The first part, American Nations—A History of the Eleven Rival Regional Cultures of North America, lays down the geographical boundaries and historical roots for each of what Woodard defines as American Nations. Distinct in their own cultures, the vestiges of each are reflective in everything from our regional perspectives on governance, contemporary political debate, and in even in reference to our more localized consumer preferences.
The second part, American Character—A History of the Epic Struggle Between Individual Liberty and the Common Good, outlines the challenges in maintaining a liberal democracy with such disparate regional cultures that have historically clashed over what constitutes a proper balance between individual liberty and a more communitarian approach to commerce and governance.
Collectively, these texts, and other sources, will provide an added level of clarity as to why the nation has such differing views of its history, its present condition, and to the varying opinions as to where it is going.
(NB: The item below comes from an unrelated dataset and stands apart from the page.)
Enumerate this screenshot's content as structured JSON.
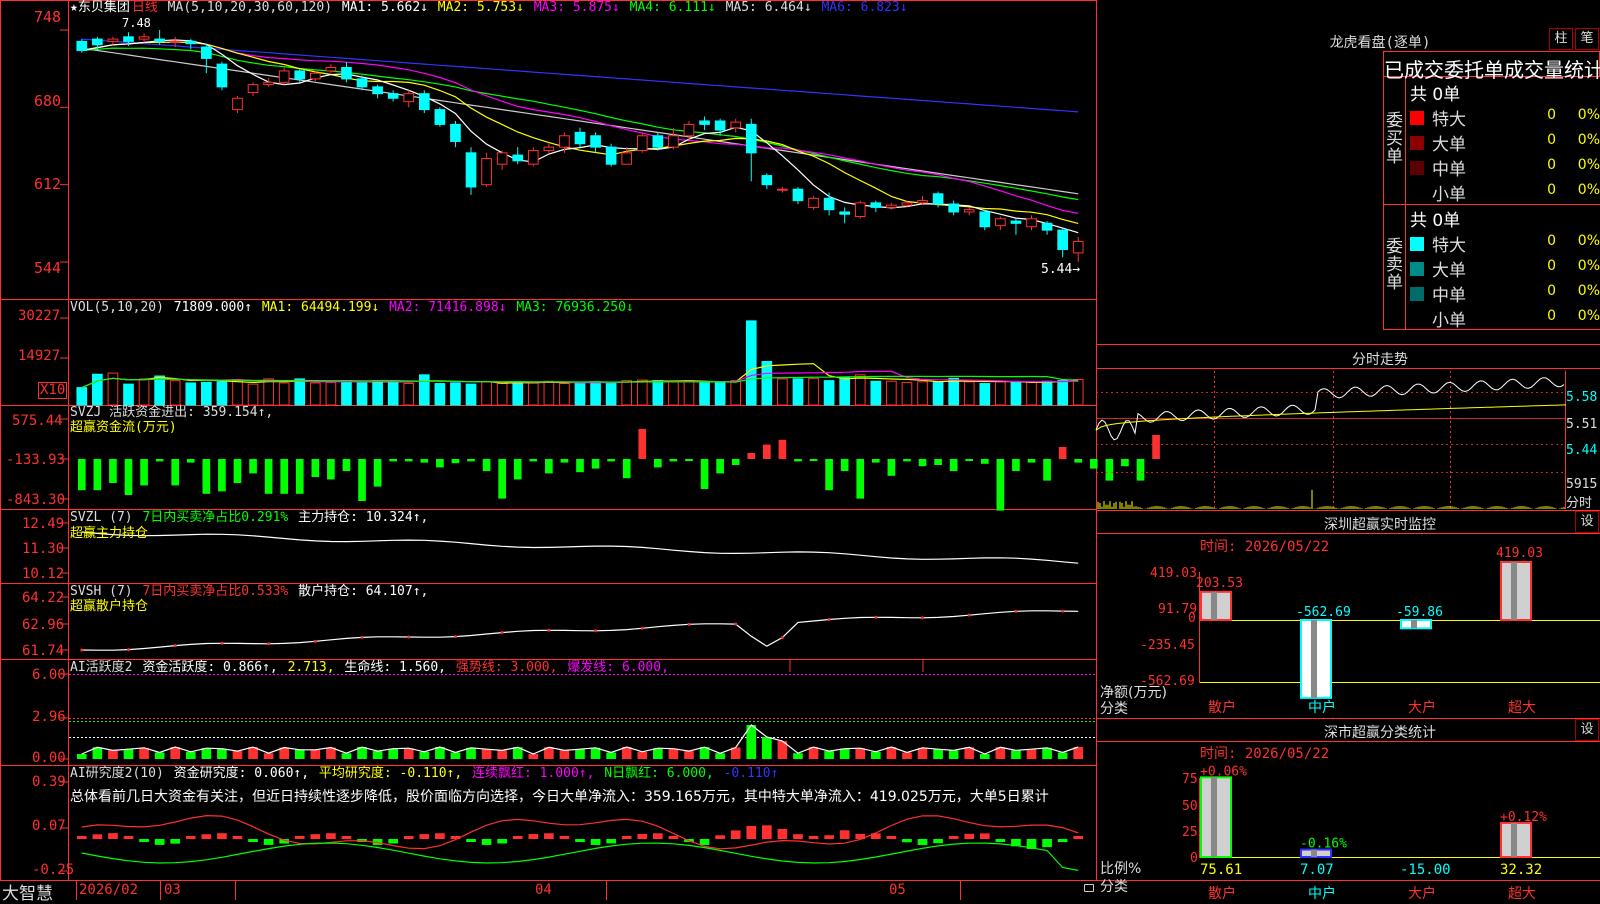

The reasons for the resurgence of populism and tribalism will be discussed.
Winter 2019: American Nations—A History of the Eleven Rival Regional Cultures of North America
Wednesday, January 9 – February 13 from 10 – Noon
According to Colin Woodard, North America is generally comprised of eleven rival regional cultures. Geographically, they don’t smartly fit within our general understanding of what constitutes the north, south, east or west. They straddle the international boundaries between the U.S., Canada and Mexico. Their boundaries do not coincide with the legal borders of states or provinces. Each has its own distinct historical roots with regional identities steeped in traditions and characteristics that have been passed on from generation to generation. Starting with the late 16th century, this relook at the nation provides a foundational understanding as to why we have such a fractured understanding as to our past, present and future.
Spring 2019: American Character—A History of the Epic Struggle Between Individual Liberty and the Common Good
Wednesday, April 3- May 8 from 10 – Noon.
“How do we best reconcile individual liberty with the maintenance of a free society?” As outlined by Colin Woodard and other authors, this class will explore our evolving history to find solutions to our polarized viewpoints regarding society, governance and the very survival of our liberal democracy. How did we get here? How do we overcome our natural tendencies towards tribalism and a return to populism? How do we find that middle ground that preserves the very notion of a free society? These and other questions will be the basis for this the second course in the series, American Nations—American Character.